Today, we are focusing on some single leg strength work with Bulgarian Split Squats. Unilateral training offers many benefits! Split Squats will challenge your balance and core stabilization.

‘Acadia’ is a fun chipper of Squat Cleans and Box Jump Overs. Be prepared for a leg burn! The plot twist is, as the reps go down, the weight goes up. Overall the weights should feel light to moderate, not heavy. Scale as needed in order to keep moving.


Tuesday 9/26/23

A. Handstand Skills
In 10 Minutes, Complete 3-4 Sets Of:
- 50'/Side Plate Waiter Carry
- 10-15 Shotguns
- 1/Direction Pike Handstand Around The Box

B. ‘Zion’
EMOM 20:
Min 1 - 8 DB Bench Press 50/35#
Min 2 - 60 Double Unders
Min 3 - Max BMU
Min 4 - REST

This week we are going back to the basics with some fun Handstand work. ‘Zion’ is a longer EMOM to give athletes a chance to practice some bigger sets of Muscle Ups. Minutes 1 and 2 are to fatigue upper body and get heart rate up, while minute 3 is to push the effort on BMU. Minute 4 will give you a chance to rest in order to ensure good form each round.


Wednesday 9/27/23


A. ‘Grand Teton’
AMRAP 30:
- 800m Run
- 50/40 Calories Machine 1
- 400m Run
- 50/40 Calories Machine 2

‘Grand Teton’ is our longest AMRAP yet this cycle. 30 minutes of running and machine work. Reminder Wednesdays are designed to slow us down. Try to find a groove that allows you to stay consistent for 30 minutes.
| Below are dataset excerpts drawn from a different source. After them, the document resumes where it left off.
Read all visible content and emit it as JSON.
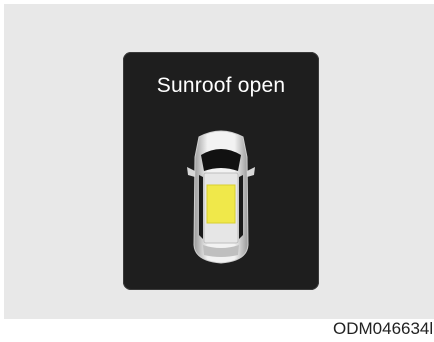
{
  "display": {
    "message": "Sunroof open"
  },
  "figure": {
    "code": "ODM046634l"
  },
  "colors": {
    "panel_bg": "#e8e8e8",
    "display_bg": "#1e1e1e",
    "sunroof_highlight": "#f0e84a"
  },
  "icons": {
    "car": "car-top-view-icon",
    "sunroof": "sunroof-open-indicator"
  }
}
If you’re up for it, you can give nasal breathing a try today!


Thursday 9/28/23

A. Segment Snatch -
Every 2 Min x 8 Sets:
- 1 Snatch Pull + 1 Segment Snatch @ 70-80%

B. EMOM 8 -
Min 1 - 2 Deficit Snatch Lift-Offs + 3 Deficit Snatch Pulls @ 55-60 %
Min 2 - 8-10 Alternating KB Sotts Press


Week 2 of the Segment Snatch! This week we have a Snatch Pull + a Segment Snatch. After we have an EMOM to continue working on our Deficit Lift-offs and Pulls along with some KB Sotts Press. Be sure to check Streamfit for our additional accessory work for today!


Friday 9/29/23

A. Push Jerk -
Every 2 Minutes x 6 Sets:
- 4 Push Jerks

B. ‘Glacier’ -
For Time:
- 50/40 Calories Machine Of Choice
- 40 Alternating DB Clean + Jerk 50/35#
- 40 Wallballs 20/14#
- 40 Burpees

Today we are building to a heavy set of 4 Push Jerks followed by a spicy Chipper! You will complete 40 reps of each movement. Try to keep moving, once you complete the 40 reps you are done with that movement and onto the next!


Saturday 9/30/23

REMINDER - No Class Today!

Come hang out at the gym and support our athletes competing in our Rumble On Ravenswood competition!


Sunday 9/31/23

Check Streamfit for SUNDAY SWEAT Class

Rest Day. Get out and try something new!